Suryadin merasa heran dengan laporan tersebut, apalagi nama bupati dan sekda ikut diseret. Menurunya, bupati dan sekda tidak ada kaitan dengan pembangunan Masjid Agung.
Pembangunan masjid tersebut, terang dia, penanggungjawabnnya ada di Dinas Perkim. Di sana, ada pengguna anggaran, PPK, dan kontraktor.
’’Proses pengerjaan infrastruktur tersebut tidak ada hubungan dengan kedudukan bupati dan sekda,’’ terang dia mengklarifikasi.

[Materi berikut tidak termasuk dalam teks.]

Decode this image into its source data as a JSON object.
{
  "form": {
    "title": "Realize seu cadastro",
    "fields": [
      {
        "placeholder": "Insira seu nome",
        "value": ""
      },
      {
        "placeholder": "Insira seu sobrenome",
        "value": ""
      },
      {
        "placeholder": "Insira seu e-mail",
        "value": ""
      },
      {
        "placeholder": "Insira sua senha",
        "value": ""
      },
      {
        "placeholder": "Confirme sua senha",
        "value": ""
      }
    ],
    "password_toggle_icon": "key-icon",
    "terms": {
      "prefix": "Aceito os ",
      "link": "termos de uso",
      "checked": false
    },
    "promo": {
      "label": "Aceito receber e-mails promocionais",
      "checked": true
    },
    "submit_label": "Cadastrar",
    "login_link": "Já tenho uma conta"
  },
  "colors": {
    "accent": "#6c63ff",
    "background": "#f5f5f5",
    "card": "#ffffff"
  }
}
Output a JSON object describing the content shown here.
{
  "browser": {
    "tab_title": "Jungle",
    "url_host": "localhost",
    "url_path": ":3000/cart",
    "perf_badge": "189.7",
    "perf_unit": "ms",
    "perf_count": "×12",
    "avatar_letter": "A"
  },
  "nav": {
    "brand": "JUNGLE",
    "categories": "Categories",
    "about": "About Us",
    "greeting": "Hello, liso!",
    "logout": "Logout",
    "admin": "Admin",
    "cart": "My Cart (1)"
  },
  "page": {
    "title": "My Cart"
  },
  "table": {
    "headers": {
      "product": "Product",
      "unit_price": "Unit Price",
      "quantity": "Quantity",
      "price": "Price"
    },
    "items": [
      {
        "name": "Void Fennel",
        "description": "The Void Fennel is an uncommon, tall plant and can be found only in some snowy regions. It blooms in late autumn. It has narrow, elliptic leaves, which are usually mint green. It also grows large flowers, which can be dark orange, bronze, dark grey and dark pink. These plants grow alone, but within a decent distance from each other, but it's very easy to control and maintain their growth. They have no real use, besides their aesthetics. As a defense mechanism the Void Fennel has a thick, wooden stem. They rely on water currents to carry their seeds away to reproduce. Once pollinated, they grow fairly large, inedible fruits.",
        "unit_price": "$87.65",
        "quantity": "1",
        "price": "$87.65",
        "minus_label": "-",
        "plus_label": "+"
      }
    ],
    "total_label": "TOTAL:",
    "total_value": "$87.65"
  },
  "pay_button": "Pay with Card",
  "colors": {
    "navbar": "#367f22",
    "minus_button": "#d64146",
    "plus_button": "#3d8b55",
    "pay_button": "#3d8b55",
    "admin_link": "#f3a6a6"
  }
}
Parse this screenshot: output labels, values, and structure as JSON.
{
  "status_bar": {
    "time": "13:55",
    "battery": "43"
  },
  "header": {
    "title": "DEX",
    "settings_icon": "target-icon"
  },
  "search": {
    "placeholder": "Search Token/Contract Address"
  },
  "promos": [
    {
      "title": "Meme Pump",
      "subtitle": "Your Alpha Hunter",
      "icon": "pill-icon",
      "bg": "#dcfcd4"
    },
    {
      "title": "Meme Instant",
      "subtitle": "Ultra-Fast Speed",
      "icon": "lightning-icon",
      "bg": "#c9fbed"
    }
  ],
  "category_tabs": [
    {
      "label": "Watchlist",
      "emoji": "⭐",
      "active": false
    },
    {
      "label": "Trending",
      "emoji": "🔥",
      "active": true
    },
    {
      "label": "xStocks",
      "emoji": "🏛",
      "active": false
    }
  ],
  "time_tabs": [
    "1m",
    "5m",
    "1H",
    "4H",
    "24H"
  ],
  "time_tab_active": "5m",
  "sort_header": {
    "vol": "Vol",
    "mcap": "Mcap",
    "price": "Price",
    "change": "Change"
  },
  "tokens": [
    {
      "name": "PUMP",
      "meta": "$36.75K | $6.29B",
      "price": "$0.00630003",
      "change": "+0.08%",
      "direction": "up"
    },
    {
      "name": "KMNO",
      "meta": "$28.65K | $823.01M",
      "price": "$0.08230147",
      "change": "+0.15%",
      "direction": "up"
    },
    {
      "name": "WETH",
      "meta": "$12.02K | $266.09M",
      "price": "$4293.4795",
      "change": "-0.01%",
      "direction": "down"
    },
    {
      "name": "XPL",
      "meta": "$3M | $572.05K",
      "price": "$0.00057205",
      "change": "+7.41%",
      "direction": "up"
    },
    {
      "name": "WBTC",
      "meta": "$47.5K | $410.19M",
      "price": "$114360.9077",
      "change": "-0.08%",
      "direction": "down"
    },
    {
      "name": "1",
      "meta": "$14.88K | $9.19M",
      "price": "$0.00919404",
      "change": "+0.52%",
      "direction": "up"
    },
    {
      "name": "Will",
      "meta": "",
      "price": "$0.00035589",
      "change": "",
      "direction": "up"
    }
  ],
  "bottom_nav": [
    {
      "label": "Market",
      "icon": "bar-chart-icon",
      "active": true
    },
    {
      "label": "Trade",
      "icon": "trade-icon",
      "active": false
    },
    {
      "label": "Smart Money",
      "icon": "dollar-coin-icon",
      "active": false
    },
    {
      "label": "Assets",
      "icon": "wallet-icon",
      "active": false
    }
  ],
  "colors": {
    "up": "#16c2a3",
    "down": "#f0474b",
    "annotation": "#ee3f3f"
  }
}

Bagi dia, laporan ke KPK itu dirasa salah alamat. Karena bupati dan sekda tidak masuk secara struktural dalam manajemen proyek pembangunan Masjid Agung. ’’Soal temuan BPK itu sedang ditindaklanjuti,’’ ungkapnya.
Mengenai denda keterlambatan pekerjaan, ia menjelaskan, terdapat perbedaan persepsi antara tim pemeriksa (BPK) dengan pihak pelaksana proyek. Tim audit berpandangan masih terdapat pekerjaan yang belum diselesaikan. Meskipun dalam laporan progres pekerjaan sudah mencapai 99,159 persen dan masih ada deviasi keterlambatan 0,841 persen.
Karena pekerjaan tersebut belum selesai 100 persen, tim BPK menganggap seluruh pekerjaan belum selesai. Sehingga dikenakan denda senilai Rp 832.075.708,95.
Sementara dari sisi pelaksana, denda keterlambatan hanya Rp 47,7 juta. Hal itu berdasarkan laporan progres yang mencapai 99,159 persen dengan deviasi keterlambatan 0,841 persen serta mengacu pada perhitungan yang ada dalam regulasi. ’’Saat ini denda keterlambatan dibayar sesuai perhitungan progres pekerjaan kontraktor dan selisih pembayaran masih dibahas lebih lanjut,’’ katanya.
Untuk kekurangan volume pekerjaan konstruksi Rp 497.481.748,58, Suryadin menegaskan, sudah disetor ke kas negara. Sementara, mengenai kelebihan pembayaran PPN Rp 7.092.727.273,00, ia mengungkapkan, uang tersebut sudah disetor ke kas negara.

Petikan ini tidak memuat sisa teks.